For the first time a European PDO typical and excellent product, Italian Prosciutto di Carpegna PDO, has obtained protection in Canada under the CETA agreement. And it did so with a minimum expense (just over 300 euros), simply through a request from its protection Consortium. The request was accepted thanks to the open authorization system that regulates the trade agreement between EU and Canada.
PROSCIUTTO DI CARPEGNA PDO: THE STORY OF A PROTECTION APPLICATION
The story of the small PDO ham from Montefeltro (in the Marche region) was thus taken as an example a few days ago by the European Commissioner for Agriculture Phil Hogan. Speaking to ministers in the EU Council he said: “An Italian PDO food product, Prosciutto di Carpegna, shows that the CETA works. Canada has introduced a new system of legal recognition for geographical indications.
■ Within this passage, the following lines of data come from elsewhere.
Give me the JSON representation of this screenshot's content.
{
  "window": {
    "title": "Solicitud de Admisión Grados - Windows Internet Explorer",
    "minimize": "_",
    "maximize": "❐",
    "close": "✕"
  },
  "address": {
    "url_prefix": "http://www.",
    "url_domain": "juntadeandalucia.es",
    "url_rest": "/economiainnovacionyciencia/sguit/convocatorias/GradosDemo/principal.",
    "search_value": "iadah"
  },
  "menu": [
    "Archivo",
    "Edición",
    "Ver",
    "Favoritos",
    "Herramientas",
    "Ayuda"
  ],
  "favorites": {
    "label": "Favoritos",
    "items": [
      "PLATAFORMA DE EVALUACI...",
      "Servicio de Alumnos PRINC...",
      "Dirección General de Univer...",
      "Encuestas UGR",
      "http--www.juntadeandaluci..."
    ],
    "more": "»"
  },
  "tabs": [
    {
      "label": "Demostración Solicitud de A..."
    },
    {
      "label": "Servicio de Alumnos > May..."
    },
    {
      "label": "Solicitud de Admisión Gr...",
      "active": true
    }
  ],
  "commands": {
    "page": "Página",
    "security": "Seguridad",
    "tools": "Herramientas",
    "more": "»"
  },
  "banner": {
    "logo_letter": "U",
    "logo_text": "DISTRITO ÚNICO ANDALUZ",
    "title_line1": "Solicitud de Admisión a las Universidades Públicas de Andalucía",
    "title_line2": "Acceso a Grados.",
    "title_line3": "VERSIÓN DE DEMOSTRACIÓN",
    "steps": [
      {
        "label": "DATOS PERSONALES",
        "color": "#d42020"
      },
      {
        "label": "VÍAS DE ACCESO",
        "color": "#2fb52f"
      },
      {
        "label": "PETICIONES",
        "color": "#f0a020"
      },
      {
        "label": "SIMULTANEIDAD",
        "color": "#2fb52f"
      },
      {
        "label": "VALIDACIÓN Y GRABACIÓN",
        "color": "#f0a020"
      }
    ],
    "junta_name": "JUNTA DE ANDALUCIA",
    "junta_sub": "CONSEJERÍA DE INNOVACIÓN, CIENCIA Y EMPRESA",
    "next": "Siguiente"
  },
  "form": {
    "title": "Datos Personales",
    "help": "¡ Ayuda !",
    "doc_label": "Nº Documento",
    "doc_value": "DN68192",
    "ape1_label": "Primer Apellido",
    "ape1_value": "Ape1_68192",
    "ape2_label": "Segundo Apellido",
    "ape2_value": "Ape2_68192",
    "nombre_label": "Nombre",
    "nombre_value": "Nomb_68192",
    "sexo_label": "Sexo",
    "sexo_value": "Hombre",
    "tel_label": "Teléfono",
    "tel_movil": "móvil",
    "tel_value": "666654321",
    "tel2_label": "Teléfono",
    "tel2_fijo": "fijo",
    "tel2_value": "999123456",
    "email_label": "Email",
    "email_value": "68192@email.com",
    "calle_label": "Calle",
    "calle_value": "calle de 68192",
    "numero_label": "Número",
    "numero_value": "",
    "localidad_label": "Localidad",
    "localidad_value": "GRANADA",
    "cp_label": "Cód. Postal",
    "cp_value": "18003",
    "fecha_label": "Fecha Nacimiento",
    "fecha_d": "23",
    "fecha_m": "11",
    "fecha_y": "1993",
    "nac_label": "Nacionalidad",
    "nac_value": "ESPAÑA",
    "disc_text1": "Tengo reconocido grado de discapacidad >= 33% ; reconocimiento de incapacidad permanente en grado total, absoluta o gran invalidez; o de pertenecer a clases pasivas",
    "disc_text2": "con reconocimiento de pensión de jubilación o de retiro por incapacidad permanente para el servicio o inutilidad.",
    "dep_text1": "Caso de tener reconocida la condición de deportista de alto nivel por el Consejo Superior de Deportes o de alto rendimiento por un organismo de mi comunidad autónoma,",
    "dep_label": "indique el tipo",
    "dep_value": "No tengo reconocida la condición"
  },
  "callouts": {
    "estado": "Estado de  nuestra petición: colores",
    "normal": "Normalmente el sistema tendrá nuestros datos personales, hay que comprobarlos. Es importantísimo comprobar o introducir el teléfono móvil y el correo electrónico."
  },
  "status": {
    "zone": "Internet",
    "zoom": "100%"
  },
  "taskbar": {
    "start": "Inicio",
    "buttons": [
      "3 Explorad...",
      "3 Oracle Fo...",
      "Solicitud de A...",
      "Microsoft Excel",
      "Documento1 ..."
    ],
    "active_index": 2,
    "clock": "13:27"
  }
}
It offers Consortia the possibility of filing directly an application for protection in Canada – for food or wine and alcohol -. This possibility did not exist before the CETA.”
HOW CETA WORKS
In fact, the CETA agreement already provides for new names to be added to the list of protected PDOs and PGIs through negotiation between the parties, namely the European Union and Canada. But the new Trade Mark Regulation introduces an open authorization system offering a more flexible and faster ‘private’ procedure whereby Consortia can enter their PDOs and PGIs in a special register of geographical indications to be protected.